DmC lasts around 10 hours for a first playthrough, and though the later portions of the game lose narrative thrust and introduce too many platforming sequences, the pacing is otherwise breakneck and the length satisfying. However, it's only once you beat the game a first time and unlock the Son of Sparda difficulty mode that you realise the best is yet to come. Once you've honed your skills on the initial difficulty levels, Son of Sparda mode feels like the difficulty level the game was designed to be played on. Though brutally difficult, with hordes of far more aggressive enemies sent your way on each level, it affords you the ability to chain together even more ridiculous combos and finishers. The level of concentration needed to succeed lends a play session an almost zen-like quality, and the feeling of satisfaction when you overcome a particularly nasty area is one here rarely felt in modern gaming.

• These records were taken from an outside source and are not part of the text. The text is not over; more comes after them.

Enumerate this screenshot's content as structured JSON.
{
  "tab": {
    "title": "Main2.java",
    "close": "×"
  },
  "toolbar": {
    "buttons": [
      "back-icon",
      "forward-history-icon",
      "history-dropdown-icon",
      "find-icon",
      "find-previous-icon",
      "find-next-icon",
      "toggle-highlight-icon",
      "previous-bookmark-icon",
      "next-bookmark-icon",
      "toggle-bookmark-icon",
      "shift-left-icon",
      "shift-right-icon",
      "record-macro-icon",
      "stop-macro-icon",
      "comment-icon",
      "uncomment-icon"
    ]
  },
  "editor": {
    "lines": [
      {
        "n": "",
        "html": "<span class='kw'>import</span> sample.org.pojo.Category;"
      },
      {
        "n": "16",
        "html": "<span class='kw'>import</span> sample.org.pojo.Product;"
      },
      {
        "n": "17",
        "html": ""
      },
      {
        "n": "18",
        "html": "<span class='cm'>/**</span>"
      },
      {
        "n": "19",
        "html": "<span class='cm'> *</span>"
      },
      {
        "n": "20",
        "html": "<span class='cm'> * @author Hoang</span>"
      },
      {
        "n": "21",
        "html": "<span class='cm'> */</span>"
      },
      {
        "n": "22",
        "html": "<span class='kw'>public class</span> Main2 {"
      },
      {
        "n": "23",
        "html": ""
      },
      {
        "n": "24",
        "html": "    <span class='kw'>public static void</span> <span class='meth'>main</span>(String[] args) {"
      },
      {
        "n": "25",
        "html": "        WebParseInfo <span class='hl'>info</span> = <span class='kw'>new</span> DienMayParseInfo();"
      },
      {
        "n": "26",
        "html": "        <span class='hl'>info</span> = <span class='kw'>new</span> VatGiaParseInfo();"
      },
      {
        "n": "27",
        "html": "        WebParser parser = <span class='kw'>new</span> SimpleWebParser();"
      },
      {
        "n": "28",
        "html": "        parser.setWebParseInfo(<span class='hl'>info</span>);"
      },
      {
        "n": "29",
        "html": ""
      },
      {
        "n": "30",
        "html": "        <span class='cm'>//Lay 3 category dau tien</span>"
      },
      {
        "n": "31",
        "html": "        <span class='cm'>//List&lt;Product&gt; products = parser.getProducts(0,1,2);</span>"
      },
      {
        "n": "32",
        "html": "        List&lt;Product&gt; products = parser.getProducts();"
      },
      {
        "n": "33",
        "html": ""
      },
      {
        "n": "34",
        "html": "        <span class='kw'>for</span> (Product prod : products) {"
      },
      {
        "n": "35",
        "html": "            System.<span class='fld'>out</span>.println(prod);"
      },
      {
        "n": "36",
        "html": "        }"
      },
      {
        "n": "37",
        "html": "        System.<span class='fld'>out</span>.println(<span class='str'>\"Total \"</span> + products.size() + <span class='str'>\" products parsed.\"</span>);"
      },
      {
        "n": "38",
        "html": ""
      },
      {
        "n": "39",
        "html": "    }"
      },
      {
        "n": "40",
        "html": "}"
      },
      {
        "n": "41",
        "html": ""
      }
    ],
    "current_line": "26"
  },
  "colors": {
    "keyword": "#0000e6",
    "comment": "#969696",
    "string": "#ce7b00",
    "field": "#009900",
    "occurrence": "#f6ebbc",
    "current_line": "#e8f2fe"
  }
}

Some will argue that DmC Devil May Cry is an unnecessary reboot, that the series just needed another good sequel to get the wheels in motion again. They'll be wrong. By re-inventing the lead character, giving him a more relatable and entertainingly written story, increasing his skill set without sidestepping accessibility for newcomers, Ninja Theory have achieved with DmC something that the bloated Devil May Cry of old was increasingly becoming incapable of. Cool without being stupid, fun without being easy, DmC successfully walks a fine line that so many reboots fall off of, one that nods towards the best bits of a beloved past while building an exciting path for its future.